Of these deified mortals one became associated with a definite hill while the other was not assigned any special hill, but it was believed that all places should form his province.
There is little doubt that these mortals were deified as heroes and not as ancestors, and there is little to indicate that ancestor-worship has played any part in the evolution of the Toda religion. When a person dedicated a buffalo on account of some fault committed, it seemed that the action might be spoken of indifferently as dedication to the gods or to the ancestors of the dedicator. Thus, when Teitnir gave a [[447]]buffalo after the death of his wife, some said it was given to the gods, while others said it was given to Teitnir’s grandfathers, and when I tried to inquire more definitely into this point the two things were said to be the same. The ideas of the Todas seemed to me, however, to be so indefinite and vague on this point that I am inclined to attach little importance to this one piece of evidence.
Against the identification of gods with ancestors is the fact that the dead go to another world, and are believed to return to this world after a long interval as ordinary mortals, while most of the gods belong to this world and are believed to have belonged to this world before death came to either gods or men.
There is little to support the idea that the gods are personifications of the forces of nature. There is no evidence whatever that any of the gods are personifications of the sun, of other heavenly bodies, of thunder, lightning, or other elemental forces.
We have already seen that there is evidence that light is reverenced, and that this reverence extends to the sun, and it is probable that definite worship of the sun may at one time have formed a prominent part of the religion of the Todas. But there is not the slightest evidence which would lead to the identification of any one of the Toda deities with the sun.
There is no evidence of phallic worship among the Todas. One of the ti villages in the Kundahs is known to the European inhabitants of the Nilgiris as “Ling mand,” but the supposed Ling stone at this place is evidently a neurzülnkars.[2]
In the last chapter we have seen that it has been supposed that divinity attaches to some of the sacred objects of the Todas, and especially to the dairy and the mani or bell.

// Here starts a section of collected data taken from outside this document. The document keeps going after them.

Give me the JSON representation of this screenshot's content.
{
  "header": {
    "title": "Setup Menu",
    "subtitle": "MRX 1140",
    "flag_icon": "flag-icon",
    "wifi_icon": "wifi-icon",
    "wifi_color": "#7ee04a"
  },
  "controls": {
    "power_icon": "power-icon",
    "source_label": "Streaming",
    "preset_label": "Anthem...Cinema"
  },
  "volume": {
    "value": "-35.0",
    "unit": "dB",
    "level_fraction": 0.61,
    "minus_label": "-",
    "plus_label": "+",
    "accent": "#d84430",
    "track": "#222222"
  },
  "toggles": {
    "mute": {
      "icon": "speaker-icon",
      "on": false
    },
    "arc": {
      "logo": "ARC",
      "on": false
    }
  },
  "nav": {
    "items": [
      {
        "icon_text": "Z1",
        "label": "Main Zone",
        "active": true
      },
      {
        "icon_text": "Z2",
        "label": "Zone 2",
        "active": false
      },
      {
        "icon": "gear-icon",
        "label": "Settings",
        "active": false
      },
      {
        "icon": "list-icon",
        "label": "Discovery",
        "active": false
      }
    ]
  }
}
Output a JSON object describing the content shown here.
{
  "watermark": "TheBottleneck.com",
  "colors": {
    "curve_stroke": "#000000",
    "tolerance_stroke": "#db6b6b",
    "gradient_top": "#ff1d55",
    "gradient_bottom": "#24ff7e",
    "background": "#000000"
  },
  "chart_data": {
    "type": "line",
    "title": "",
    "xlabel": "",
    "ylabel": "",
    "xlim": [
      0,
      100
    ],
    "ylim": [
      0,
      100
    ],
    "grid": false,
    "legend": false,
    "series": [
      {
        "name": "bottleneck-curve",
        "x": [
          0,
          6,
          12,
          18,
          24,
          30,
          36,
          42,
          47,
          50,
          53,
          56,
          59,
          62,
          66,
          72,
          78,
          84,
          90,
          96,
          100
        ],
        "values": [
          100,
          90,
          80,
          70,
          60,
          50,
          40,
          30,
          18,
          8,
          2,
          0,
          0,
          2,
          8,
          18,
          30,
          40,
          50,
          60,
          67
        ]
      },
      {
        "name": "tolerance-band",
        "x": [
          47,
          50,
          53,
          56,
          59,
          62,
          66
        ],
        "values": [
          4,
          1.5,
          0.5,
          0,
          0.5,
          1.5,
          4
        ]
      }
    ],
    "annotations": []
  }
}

I cannot say definitely that the dairy and the bell are not regarded as gods, but I do not believe that they are so, and, as I have endeavoured to show in the last chapter, I think it probable that the sanctity of the bell has arisen by a gradual [[448]]process of transference of sanctity from the buffalo to the object worn by it, and I think it not unlikely that this transference may have reached its full development in comparatively recent times.
If my view be accepted, it would still leave open the religious status of the buffalo, and especially of the bell-buffalo, and here, scanty as the evidence is, it seems to me probable that the buffalo was never regarded as a god in the same sense in which this word is used for the anthropomorphic beings of the hill-tops. In the oldest legends, in which the buffaloes spoke like men, it is clear that they were in subjection to the gods, and were in no way regarded as themselves divine.
Some writers on the Todas have supposed that the palol is regarded as a god, but at the present time it is certain that he is in no way divine. He is treated with respect, but nothing of the nature of worship or adoration is paid to him. His position among the Todas is exactly that of a priest upon whom it is incumbent to maintain a very high degree of ceremonial purity. That his isolation is not a sign of divinity is, I think, shown by the results of infringement of his isolation. If the palol is touched by an ordinary man he loses his office and at once ceases to be a sacred personage, but the person who touches incurs no penalty. The sacrilege, according to Toda ideas, would attach not to him, but to the palol who, in spite of being touched, should persist in performing the duties of his office.
Whether the palol may ever have been more sacred in the past I cannot say. An indication that he may at one time have been regarded as divine is to be found in the special clauses of the Kiudr prayer which are uttered on the occasion of the migration of the buffaloes of the Nòdrs ti. Here the kwarzam of the palol is eupalol, which stands for teupalol, or “god palol,” but in the next kwarzam the same prefix is given to his garment, the tuni, and I have little doubt that these kwarzam simply refer to the sanctity which attaches to the palol and his garment as part of the sacred institution of the ti. There is no doubt, however, that, according to tradition, the gods held the office of palol and that the palol of the [[449]]Nòdrs ti is the direct successor of the god Ön, but to whatever extent Ön may have passed on his divine character to his immediate successors, there is little doubt that at present the palol has lost any divinity which may at one time have been ascribed to him.